Born in upstate New York, Douglas Martenson lives in Philadelphia, where he has been teaching at the Pennsylvania Academy of the Fine Arts since 1992, 10 years after he studied there himself. In 2013 Martenson participated in the Academy exhibition The Artist’s Response to Nature: Tonalism, Historical and Contemporary. He has shown his work in many galleries, most located in Philadelphia, Boston, and New York, and has won several awards from the Pennsylvania Council on the Arts and other organizations, including a Pew Fellowship in the Arts. Martenson’s paintings are in many corporate and private collections and can be seen at Courthouse Gallery Fine Art in Ellsworth and the Gross McCleaf Gallery in Philadelphia, where he has had 11 solo shows since 1986.
It is important to Martenson to paint from direct observation using drawings, small paintings, and sometimes photographs as guides. His subjects are drawn from his personal surroundings, which in earlier years included the urban landscape of Philadelphia and animals and junk piles found at local farms. Nowadays, Martenson focuses on landscapes that recall seventeenth-century paintings of the Dutch Golden Age, and interior scenes that may incorporate still lifes and figures. “It is all about what is happening in the world and how I perceive it—the ever-changing light, temperature, and environment,” Martenson explains.
To create moods deeper than the purely visual, the artist brings together tonally related colors in smooth transitions. An overarching formal theme with metaphorical value is the interaction of interior and exterior spaces. Martenson refers to his paintings as portals, “as exchanges between where we are at the time and where we may be going next.” Some of his landscapes thus incorporate what may appear at first to be incongruous interruptions of a pristine environment, namely commercial tents set up for special events. Their ephemerality and simultaneity of indoor and outdoor space are what fascinates the artist.

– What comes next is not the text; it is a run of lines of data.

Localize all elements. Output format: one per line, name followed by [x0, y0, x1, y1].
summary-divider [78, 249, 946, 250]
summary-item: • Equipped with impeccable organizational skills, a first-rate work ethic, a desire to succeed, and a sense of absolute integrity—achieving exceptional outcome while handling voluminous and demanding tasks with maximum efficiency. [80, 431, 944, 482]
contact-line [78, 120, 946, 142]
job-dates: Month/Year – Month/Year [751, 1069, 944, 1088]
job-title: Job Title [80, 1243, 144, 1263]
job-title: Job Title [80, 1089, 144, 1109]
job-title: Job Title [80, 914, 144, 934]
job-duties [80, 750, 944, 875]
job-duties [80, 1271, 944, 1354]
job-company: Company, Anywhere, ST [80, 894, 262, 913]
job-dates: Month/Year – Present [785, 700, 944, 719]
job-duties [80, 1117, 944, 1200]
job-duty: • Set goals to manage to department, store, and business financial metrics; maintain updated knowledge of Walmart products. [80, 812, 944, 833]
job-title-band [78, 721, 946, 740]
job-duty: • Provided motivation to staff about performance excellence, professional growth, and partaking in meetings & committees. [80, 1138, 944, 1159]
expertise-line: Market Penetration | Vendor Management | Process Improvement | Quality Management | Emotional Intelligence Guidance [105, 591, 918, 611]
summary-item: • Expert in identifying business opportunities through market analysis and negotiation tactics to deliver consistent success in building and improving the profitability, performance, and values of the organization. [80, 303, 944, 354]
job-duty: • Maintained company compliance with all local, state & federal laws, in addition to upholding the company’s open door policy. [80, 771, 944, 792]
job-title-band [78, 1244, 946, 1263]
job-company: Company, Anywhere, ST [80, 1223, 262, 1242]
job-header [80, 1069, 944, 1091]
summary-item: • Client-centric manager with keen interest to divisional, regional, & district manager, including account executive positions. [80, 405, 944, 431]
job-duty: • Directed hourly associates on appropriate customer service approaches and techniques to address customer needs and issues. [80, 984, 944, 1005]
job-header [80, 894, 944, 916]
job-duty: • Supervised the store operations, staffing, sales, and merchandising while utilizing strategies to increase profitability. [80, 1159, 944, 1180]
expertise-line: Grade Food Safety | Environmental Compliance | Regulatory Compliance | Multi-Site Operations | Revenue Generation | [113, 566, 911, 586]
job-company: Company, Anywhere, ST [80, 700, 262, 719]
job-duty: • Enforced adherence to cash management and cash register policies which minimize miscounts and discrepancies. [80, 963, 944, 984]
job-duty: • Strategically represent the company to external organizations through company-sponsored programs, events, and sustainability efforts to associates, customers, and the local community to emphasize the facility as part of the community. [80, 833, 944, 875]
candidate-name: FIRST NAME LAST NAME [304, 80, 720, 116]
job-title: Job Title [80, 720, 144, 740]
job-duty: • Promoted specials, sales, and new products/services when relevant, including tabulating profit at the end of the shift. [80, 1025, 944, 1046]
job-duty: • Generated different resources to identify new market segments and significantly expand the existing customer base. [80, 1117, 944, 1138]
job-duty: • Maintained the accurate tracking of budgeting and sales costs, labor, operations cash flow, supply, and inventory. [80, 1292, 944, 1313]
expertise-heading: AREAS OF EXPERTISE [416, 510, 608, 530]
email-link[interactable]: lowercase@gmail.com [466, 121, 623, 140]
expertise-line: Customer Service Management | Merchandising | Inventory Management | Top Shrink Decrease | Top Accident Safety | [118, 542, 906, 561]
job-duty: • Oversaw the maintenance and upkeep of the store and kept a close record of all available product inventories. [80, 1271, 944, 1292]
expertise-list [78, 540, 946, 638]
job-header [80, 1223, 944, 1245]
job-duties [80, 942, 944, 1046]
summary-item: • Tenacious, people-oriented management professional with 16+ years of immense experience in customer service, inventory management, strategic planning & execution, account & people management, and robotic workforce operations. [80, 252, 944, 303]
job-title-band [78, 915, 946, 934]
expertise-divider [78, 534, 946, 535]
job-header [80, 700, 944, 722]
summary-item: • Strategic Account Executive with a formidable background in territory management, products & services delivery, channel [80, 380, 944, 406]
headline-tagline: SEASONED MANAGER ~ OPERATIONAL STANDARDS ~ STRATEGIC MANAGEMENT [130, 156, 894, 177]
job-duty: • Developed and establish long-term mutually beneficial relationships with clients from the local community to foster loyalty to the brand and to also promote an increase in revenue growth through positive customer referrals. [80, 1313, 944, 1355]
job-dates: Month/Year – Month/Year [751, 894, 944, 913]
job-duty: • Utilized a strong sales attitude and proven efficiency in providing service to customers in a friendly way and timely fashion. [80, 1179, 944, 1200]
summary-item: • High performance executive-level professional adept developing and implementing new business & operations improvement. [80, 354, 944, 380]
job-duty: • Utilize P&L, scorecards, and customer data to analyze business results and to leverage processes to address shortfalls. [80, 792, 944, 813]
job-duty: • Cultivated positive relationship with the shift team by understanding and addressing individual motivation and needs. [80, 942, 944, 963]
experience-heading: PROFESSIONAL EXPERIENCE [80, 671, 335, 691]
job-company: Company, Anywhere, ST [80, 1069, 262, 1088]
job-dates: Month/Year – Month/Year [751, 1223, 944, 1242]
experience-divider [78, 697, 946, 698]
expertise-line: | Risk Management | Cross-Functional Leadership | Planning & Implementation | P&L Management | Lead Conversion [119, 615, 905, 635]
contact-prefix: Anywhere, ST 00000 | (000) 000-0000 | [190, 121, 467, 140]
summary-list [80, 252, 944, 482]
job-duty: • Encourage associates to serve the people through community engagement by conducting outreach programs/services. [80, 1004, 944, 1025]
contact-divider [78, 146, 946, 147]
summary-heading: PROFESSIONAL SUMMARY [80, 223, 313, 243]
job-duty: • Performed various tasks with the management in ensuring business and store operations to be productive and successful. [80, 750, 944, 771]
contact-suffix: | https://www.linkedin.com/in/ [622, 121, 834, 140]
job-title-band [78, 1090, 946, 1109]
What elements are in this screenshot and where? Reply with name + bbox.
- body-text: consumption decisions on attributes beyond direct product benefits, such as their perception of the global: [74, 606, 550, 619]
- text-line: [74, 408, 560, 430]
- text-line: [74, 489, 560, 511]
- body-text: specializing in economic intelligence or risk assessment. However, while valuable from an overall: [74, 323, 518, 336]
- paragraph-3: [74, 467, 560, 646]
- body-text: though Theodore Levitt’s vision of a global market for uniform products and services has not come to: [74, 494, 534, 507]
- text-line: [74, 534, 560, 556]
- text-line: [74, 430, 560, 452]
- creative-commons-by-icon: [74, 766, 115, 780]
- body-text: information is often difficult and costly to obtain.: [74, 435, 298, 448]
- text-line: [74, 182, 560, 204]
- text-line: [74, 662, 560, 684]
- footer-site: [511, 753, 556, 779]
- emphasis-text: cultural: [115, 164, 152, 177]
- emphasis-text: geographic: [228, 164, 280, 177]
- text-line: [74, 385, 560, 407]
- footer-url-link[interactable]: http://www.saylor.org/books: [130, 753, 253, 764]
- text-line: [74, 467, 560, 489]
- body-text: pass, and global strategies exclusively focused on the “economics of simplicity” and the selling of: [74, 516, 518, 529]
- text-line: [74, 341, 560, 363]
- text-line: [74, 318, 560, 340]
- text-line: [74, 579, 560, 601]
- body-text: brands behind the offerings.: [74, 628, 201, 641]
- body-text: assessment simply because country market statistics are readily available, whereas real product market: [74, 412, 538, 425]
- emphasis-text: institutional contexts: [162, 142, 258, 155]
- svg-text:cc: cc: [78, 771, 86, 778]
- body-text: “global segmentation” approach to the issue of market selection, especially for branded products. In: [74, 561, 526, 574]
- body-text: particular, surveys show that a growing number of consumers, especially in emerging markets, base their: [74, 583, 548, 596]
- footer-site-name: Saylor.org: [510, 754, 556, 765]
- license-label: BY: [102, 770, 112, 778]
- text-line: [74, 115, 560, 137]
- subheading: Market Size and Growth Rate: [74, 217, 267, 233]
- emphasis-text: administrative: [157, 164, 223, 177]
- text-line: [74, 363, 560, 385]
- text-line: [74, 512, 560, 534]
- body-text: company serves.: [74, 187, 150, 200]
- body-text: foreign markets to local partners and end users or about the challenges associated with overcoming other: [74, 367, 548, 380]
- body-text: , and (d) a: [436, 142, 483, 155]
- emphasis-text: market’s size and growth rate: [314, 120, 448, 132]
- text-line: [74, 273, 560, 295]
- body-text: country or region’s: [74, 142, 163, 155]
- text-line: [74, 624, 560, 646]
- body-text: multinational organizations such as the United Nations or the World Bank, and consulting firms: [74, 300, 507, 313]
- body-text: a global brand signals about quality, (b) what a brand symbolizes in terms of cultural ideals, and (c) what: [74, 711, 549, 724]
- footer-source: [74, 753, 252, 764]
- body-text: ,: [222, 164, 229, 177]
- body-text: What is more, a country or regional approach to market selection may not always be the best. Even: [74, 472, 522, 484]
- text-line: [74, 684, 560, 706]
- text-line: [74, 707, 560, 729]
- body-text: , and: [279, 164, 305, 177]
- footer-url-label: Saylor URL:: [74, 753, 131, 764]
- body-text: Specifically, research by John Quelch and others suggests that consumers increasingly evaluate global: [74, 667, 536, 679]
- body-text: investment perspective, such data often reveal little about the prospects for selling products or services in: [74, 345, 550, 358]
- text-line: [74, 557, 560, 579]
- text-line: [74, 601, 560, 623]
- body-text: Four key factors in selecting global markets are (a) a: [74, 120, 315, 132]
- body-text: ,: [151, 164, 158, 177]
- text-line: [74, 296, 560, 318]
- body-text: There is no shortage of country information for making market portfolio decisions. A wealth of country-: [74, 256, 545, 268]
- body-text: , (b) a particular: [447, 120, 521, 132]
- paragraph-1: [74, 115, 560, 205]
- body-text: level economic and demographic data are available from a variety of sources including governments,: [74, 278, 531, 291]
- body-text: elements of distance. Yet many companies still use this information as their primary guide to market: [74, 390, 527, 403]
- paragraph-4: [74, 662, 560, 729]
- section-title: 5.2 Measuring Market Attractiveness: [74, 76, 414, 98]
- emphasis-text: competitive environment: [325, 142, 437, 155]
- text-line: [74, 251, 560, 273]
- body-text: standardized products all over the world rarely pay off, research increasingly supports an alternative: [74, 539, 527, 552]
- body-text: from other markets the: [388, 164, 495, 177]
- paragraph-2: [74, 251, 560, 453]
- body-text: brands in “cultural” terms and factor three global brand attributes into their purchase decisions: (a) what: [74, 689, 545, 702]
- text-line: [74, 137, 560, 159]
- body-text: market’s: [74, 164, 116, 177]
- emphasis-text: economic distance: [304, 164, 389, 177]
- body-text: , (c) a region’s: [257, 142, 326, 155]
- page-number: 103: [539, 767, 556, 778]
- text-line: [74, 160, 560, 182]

Views from windows and of windows are even clearer indications of the artist’s concern with capturing domesticity and its threshold.
It is thus not surprising that his personal living spaces, wife, and daughter often feature prominently in Martenson’s work. While the interiors are traditionally decorated, the figures, their outfits and poses, add a strikingly contemporary contrast to the images, turning them into an exploration of how we, today, inhabit space. Phoebe’s Room was painted in the Brooklin house the family has been renting every summer for the past 12 years. For this view of his daughter’s private space Martenson employs a few compositional tools learned from the old masters to guide the viewer’s eye on an elliptical route. While the painting is intensely personal, the artist hopes that viewers will experience “a blush of recognition,” envisioning themselves inhabiting this intimate room.